# I need to make my own ladder stabilizer. Can you help?



## Brian339 (Mar 15, 2009)

I am in the process of painting 50 mill style windows. I am midway through but the last 20 or so are going to be difficult. I used ladder jacks and a plank and it went very well.

Now the terrain is much different so I feel ladder stabilizers are the way to go.

Now for the problem....the windows are 6ft wide and 12ft tall. I do not believe anyone sells a bullhorn larger than 65 inches.

I was thinking of just going to home depot and buying a 80 inch piece of square steel stock and attaching it to the ladder using the clamps from the sets I own. I realize this would be just a straight piece of metal ut the windows are recessed into the building about one foot.

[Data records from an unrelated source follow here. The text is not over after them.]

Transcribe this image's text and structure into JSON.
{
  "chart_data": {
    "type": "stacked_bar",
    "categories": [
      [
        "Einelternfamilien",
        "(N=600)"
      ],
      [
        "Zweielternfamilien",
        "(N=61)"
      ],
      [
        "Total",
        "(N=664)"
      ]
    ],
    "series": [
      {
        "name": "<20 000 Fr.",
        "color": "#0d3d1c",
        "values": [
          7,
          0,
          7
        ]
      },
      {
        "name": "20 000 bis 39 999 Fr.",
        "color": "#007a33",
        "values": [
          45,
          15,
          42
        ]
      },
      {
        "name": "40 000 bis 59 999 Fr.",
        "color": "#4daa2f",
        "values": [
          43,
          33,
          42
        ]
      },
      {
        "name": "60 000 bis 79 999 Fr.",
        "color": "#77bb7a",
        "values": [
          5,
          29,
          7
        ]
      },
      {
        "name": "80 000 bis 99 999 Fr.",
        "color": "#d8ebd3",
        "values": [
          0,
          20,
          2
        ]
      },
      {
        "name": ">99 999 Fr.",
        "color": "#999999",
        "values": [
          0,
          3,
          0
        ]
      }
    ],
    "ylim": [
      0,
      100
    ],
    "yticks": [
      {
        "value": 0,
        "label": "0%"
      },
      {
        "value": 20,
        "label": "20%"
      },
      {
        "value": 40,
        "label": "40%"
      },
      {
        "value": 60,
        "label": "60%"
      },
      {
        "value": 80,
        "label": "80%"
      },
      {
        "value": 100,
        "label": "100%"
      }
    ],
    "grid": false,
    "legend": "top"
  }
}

Any input would be welcomed.


----------



## LA Painter (Jul 28, 2009)

Sounds good. I did something similar for a church I painted with large recessed windows. I just used a 2x4 clamped to the top rung. Worked great.


----------



## nEighter (Nov 14, 2008)

maybe get a standard sized stabilizer, cut it in half and getting some square tubing that slips right over the top. drill a couple holes in through and use 2 bolts per side. get some extra U clamps


----------



## johnpaint (Sep 20, 2008)

All you have to do is get you a couple L-brackets about 2"x2" and use sheet metal screws to screw the L- bracket to the end of the horns. (First you will have to pull off the rubbers). Then I use a 1"x4" spruce trim board cut long enough to bridge the window and use wood screws to attach to L brackets. Now go down to the hardware store and find some foam that is about 1/4 inch thick and glue and staple to the edge that touches the window/building. Works great for me. Also with the foam it will not slide around.


----------



## johnpaint (Sep 20, 2008)

Brian: I also just keep it together all the time and only use those horns for that kind of job.


----------



## 88dblifestyle (Dec 4, 2009)

LA Painter said:


> Sounds good. I did something similar for a church I painted with large recessed windows. I just used a 2x4 clamped to the top rung. Worked great.


:yes: Yeah.. I helped my neighbor to paint in his house and i used also 1x4 clamped... It's great! :thumbup:


----------